Bu makaleyi dinlemek için tıklayınız.

İl Başkanı mı? Emir Kulu mu?

HÜSEYİN ASAR 
‘’A’’ ya da ‘’B’’ partisi önemli değil, siyasi partilerde İl Başkanlığı önemli bir Protokol makamıdır. Bir çok konuda söz sahibi, karar merciidir. Durum böyle olunca kitleleri arkasından sürükleyebilecek, üyelere yön verebilecek bir kişilik olmalıdır.
Gönüllülük ön planda olmalı ama, ‘’Ben yaptım oldu’’ anlayışına değil, liderlik vasfına sahip olmalıdır. Yaptığı işlerde hem teşkilatını, hem partisini, hem de halkı ikna edebilmelidir.
Vizyonu geniş, misyonu geçerli olmalıdır.

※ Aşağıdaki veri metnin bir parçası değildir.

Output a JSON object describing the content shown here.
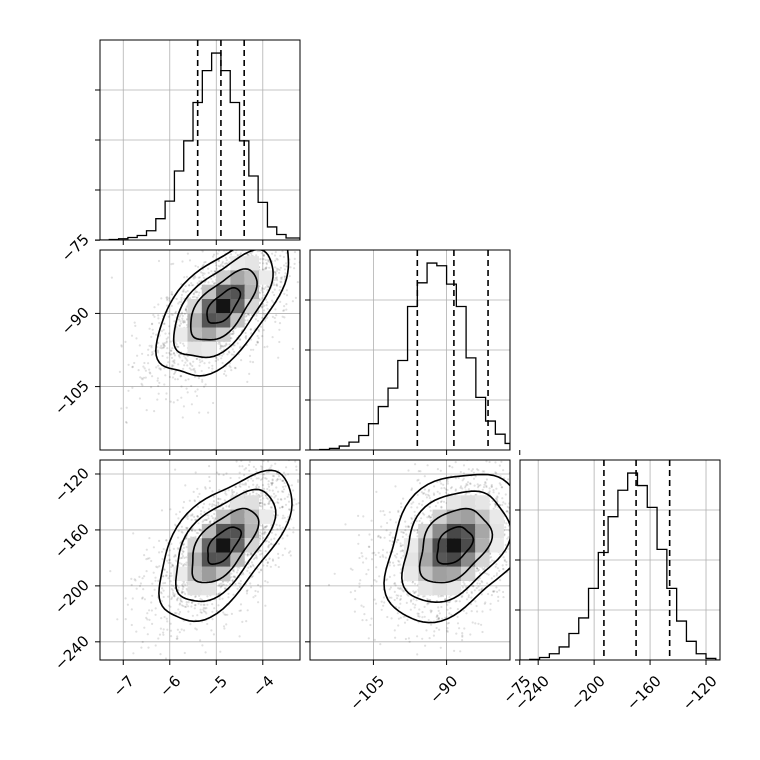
{
  "chart_data": {
    "type": "corner",
    "grid": true,
    "parameters": [
      {
        "range": [
          -7.5,
          -3.2
        ],
        "ticks": [
          -7,
          -6,
          -5,
          -4
        ],
        "tick_labels": [
          "−7",
          "−6",
          "−5",
          "−4"
        ],
        "quantiles": [
          -5.4,
          -4.9,
          -4.4
        ],
        "histogram": {
          "edges": [
            -7.5,
            -7.3,
            -7.1,
            -6.9,
            -6.7,
            -6.5,
            -6.3,
            -6.1,
            -5.9,
            -5.7,
            -5.5,
            -5.3,
            -5.1,
            -4.9,
            -4.7,
            -4.5,
            -4.3,
            -4.1,
            -3.9,
            -3.7,
            -3.5,
            -3.2
          ],
          "heights": [
            0,
            2,
            5,
            10,
            18,
            37,
            85,
            155,
            275,
            395,
            548,
            675,
            745,
            675,
            548,
            395,
            255,
            150,
            52,
            22,
            8
          ]
        }
      },
      {
        "range": [
          -118,
          -77
        ],
        "ticks": [
          -105,
          -90,
          -75
        ],
        "tick_labels": [
          "−105",
          "−90",
          "−75"
        ],
        "quantiles": [
          -96,
          -88.5,
          -81.5
        ],
        "histogram": {
          "edges": [
            -118,
            -116,
            -114,
            -112,
            -110,
            -108,
            -106,
            -104,
            -102,
            -100,
            -98,
            -96,
            -94,
            -92,
            -90,
            -88,
            -86,
            -84,
            -82,
            -80,
            -78,
            -77
          ],
          "heights": [
            0,
            2,
            6,
            15,
            30,
            55,
            100,
            165,
            235,
            340,
            545,
            635,
            710,
            700,
            630,
            545,
            350,
            200,
            110,
            60,
            25
          ]
        }
      },
      {
        "range": [
          -253,
          -110
        ],
        "ticks": [
          -240,
          -200,
          -160,
          -120
        ],
        "tick_labels": [
          "−240",
          "−200",
          "−160",
          "−120"
        ],
        "quantiles": [
          -193,
          -170,
          -146
        ],
        "histogram": {
          "edges": [
            -253,
            -246,
            -239,
            -232,
            -225,
            -218,
            -211,
            -204,
            -197,
            -190,
            -183,
            -176,
            -169,
            -162,
            -155,
            -148,
            -141,
            -134,
            -127,
            -120,
            -113,
            -110
          ],
          "heights": [
            0,
            2,
            8,
            20,
            42,
            85,
            135,
            230,
            345,
            460,
            545,
            600,
            560,
            490,
            355,
            230,
            125,
            60,
            20,
            5,
            0
          ]
        }
      }
    ],
    "pairs": [
      {
        "x_param": 0,
        "y_param": 1,
        "center": [
          -4.85,
          -88.5
        ],
        "spread": [
          0.62,
          6.3
        ],
        "rho": 0.62,
        "contour_levels": [
          0.5,
          1.0,
          1.5,
          2.0
        ],
        "scatter_count": 1800,
        "seed": 11
      },
      {
        "x_param": 0,
        "y_param": 2,
        "center": [
          -4.85,
          -171
        ],
        "spread": [
          0.62,
          23
        ],
        "rho": 0.6,
        "contour_levels": [
          0.5,
          1.0,
          1.5,
          2.0
        ],
        "scatter_count": 1800,
        "seed": 23
      },
      {
        "x_param": 1,
        "y_param": 2,
        "center": [
          -88.5,
          -171
        ],
        "spread": [
          6.3,
          23
        ],
        "rho": 0.35,
        "contour_levels": [
          0.5,
          1.0,
          1.5,
          2.0
        ],
        "scatter_count": 1800,
        "seed": 37
      }
    ]
  }
}
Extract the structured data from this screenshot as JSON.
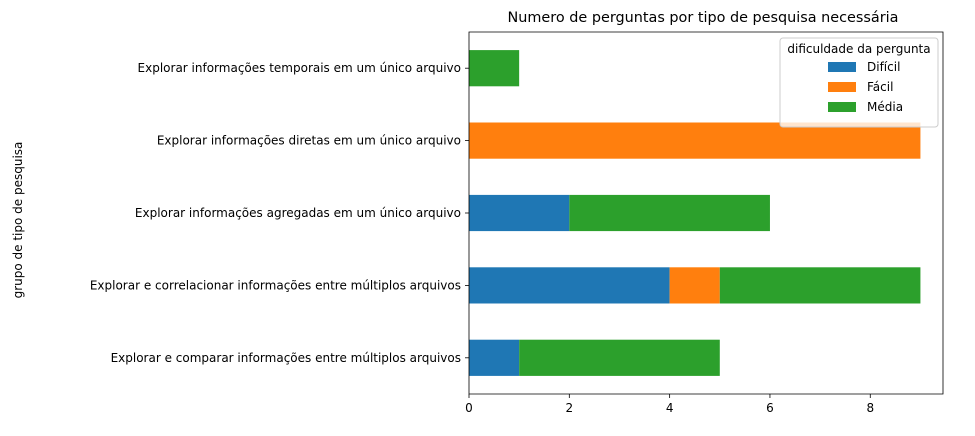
{
  "chart_data": {
    "type": "bar",
    "orientation": "horizontal",
    "stacked": true,
    "title": "Numero de perguntas por tipo de pesquisa necessária",
    "xlabel": "",
    "ylabel": "grupo de tipo de pesquisa",
    "categories": [
      "Explorar e comparar informações entre múltiplos arquivos",
      "Explorar e correlacionar informações entre múltiplos arquivos",
      "Explorar informações agregadas em um único arquivo",
      "Explorar informações diretas em um único arquivo",
      "Explorar informações temporais em um único arquivo"
    ],
    "series": [
      {
        "name": "Difícil",
        "color": "#1f77b4",
        "values": [
          1,
          4,
          2,
          0,
          0
        ]
      },
      {
        "name": "Fácil",
        "color": "#ff7f0e",
        "values": [
          0,
          1,
          0,
          9,
          0
        ]
      },
      {
        "name": "Média",
        "color": "#2ca02c",
        "values": [
          4,
          4,
          4,
          0,
          1
        ]
      }
    ],
    "xlim": [
      0,
      9.45
    ],
    "xticks": [
      0,
      2,
      4,
      6,
      8
    ],
    "legend": {
      "title": "dificuldade da pergunta",
      "position": "top-right"
    },
    "grid": false
  }
}
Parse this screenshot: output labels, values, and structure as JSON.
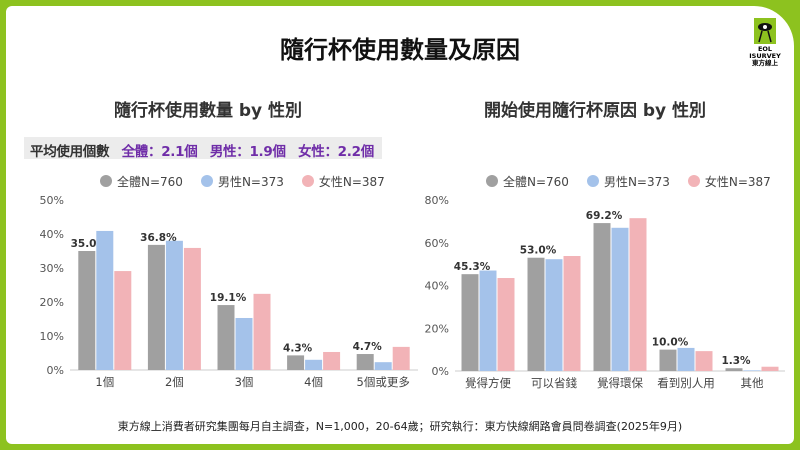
{
  "title": "隨行杯使用數量及原因",
  "logo": {
    "line1": "EOL",
    "line2": "ISURVEY",
    "line3": "東方線上"
  },
  "average": {
    "label": "平均使用個數",
    "overall": "全體：2.1個",
    "male": "男性：1.9個",
    "female": "女性：2.2個"
  },
  "colors": {
    "overall": "#a0a0a0",
    "male": "#a4c2ea",
    "female": "#f2b3b7",
    "accent": "#8dc21f"
  },
  "footer": "東方線上消費者研究集團每月自主調查，N=1,000，20-64歲；研究執行：東方快線網路會員問卷調查(2025年9月)",
  "chart_data": [
    {
      "type": "bar",
      "title": "隨行杯使用數量 by 性別",
      "categories": [
        "1個",
        "2個",
        "3個",
        "4個",
        "5個或更多"
      ],
      "ylim": [
        0,
        50
      ],
      "yticks": [
        "0%",
        "10%",
        "20%",
        "30%",
        "40%",
        "50%"
      ],
      "legend": "top",
      "series": [
        {
          "name": "全體N=760",
          "values": [
            35.0,
            36.8,
            19.1,
            4.3,
            4.7
          ],
          "labels": [
            "35.0%",
            "36.8%",
            "19.1%",
            "4.3%",
            "4.7%"
          ]
        },
        {
          "name": "男性N=373",
          "values": [
            40.9,
            38.0,
            15.3,
            3.0,
            2.3
          ]
        },
        {
          "name": "女性N=387",
          "values": [
            29.1,
            35.9,
            22.4,
            5.3,
            6.8
          ]
        }
      ]
    },
    {
      "type": "bar",
      "title": "開始使用隨行杯原因 by 性別",
      "categories": [
        "覺得方便",
        "可以省錢",
        "覺得環保",
        "看到別人用",
        "其他"
      ],
      "ylim": [
        0,
        80
      ],
      "yticks": [
        "0%",
        "20%",
        "40%",
        "60%",
        "80%"
      ],
      "legend": "top",
      "series": [
        {
          "name": "全體N=760",
          "values": [
            45.3,
            53.0,
            69.2,
            10.0,
            1.3
          ],
          "labels": [
            "45.3%",
            "53.0%",
            "69.2%",
            "10.0%",
            "1.3%"
          ]
        },
        {
          "name": "男性N=373",
          "values": [
            47.0,
            52.3,
            67.0,
            10.8,
            0.3
          ]
        },
        {
          "name": "女性N=387",
          "values": [
            43.5,
            53.8,
            71.5,
            9.3,
            2.0
          ]
        }
      ]
    }
  ]
}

Çatışmacı değil, birleştirici rol oynamalı, tüm üyelerini kucaklayabilmelidir. Yalnız kendisi değil, tüm örgütlerini ve kuracağı ekipleri bu tür kişilerden oluşturmalıdır.
Kimseden emir almamalı, teşkilatını canlı tutabilmeli, parti değerlerine sahip çıkmalı, alt kadrolarını işe koşabilmelidir. İşlerin aksamadan yürütülmesi için farklı görüşleri bir arada tutabilmelidir. Eğitimli olmalı, kendisine yöneltilen soruları akılcı bir şekilde cevaplayabilmeli ve eleştiriye açık olmalıdır.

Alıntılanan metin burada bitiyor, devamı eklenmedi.